Subject: Re: make: making .WAIT recursive
To: None <>
From: Aaron J. Grier <>
List: tech-toolchain
Date: 02/15/2006 21:55:25
On Mon, Feb 13, 2006 at 10:17:51PM +0000, David Laight wrote:
> That is actaully the crux of the problem.
>     a: b .WAIT c
>     c: d
> ends up being equivalent to
>     a: b c
>     c: b d
> and nothing stops make building 'b' and 'd' at the same time.
> However there are many cases where you need to have build 'b' before
> 'c' can build, but working out whether to build 'b' is expensive, and
> you need to build 'c' much more often.
> Then the makefiles needs three targets that:
> 1) builds just 'b'
> 2) builds 'c' assuming that 'b' is correctly made
> 3) builds both 'b' and 'c'
> The target for '3' is the one that causes grief.
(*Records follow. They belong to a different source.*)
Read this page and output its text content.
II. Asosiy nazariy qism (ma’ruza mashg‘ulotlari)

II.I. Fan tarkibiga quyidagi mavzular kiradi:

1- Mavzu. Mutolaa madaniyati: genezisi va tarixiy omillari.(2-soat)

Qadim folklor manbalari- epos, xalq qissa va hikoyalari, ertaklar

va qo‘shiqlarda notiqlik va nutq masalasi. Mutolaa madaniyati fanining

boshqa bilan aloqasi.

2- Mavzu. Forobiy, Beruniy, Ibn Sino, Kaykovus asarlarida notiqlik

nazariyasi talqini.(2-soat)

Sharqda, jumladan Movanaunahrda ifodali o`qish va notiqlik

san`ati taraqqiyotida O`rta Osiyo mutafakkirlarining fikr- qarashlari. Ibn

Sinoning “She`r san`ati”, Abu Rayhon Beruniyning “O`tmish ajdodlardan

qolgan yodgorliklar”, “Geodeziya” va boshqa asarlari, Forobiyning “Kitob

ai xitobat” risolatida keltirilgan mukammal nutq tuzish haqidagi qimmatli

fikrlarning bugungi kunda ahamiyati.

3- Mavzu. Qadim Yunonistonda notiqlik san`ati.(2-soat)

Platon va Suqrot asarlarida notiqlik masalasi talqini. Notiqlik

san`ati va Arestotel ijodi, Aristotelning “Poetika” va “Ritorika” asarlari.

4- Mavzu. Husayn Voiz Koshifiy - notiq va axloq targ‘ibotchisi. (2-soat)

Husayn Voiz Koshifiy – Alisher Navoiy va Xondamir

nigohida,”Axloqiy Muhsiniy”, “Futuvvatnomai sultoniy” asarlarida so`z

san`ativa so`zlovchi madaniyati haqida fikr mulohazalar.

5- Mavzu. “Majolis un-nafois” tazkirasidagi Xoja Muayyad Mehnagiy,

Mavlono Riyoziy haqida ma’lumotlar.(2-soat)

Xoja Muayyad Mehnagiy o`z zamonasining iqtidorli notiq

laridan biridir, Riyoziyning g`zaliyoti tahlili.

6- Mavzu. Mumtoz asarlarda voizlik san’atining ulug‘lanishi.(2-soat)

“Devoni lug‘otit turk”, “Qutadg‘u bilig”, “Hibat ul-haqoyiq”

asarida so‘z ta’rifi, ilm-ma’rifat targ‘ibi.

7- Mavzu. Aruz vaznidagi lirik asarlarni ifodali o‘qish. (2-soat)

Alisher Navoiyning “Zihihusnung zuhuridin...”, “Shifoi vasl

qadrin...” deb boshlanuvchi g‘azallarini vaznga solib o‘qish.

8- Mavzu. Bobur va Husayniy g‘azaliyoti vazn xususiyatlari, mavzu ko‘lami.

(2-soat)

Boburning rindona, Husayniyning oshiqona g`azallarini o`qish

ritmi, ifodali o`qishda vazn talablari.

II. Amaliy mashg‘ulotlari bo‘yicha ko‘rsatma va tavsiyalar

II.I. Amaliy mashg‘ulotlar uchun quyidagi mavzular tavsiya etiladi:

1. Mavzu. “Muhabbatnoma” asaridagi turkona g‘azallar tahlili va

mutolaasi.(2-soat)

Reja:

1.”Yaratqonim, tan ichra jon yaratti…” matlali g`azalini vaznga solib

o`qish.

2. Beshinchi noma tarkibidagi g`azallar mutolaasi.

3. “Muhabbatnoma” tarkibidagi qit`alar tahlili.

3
.WAIT and .BARRIER seem to dance around the issue of missing dependency
expression rather than fixing it.

the crux of the problem is that make can only do its job properly if
dependencies are properly expressed to it.  .WAIT and .BARRIER are
_hacks_ and shortcuts around that.  if 'b' takes a long time to figure
out if it needs to be built, reduce the number of dependencies for 'b'.
if you don't want to express the dependencies, then fail with 'don't
know how to make b' and leave it.

these sorts of shortcuts are only tempting long-term maintenance issues
and artificial bottleneck surprises as parallelism increases.

there have been concerns that reading, parsing, and calculating the
dependency tree of the 3752 makefiles (in netbsd-3) would take too long,
(without any hard numbers to back these claims), but somehow doing a
recursive make and parsing those files individually and not correctly
expressing inter-directory dependencies is acceptable.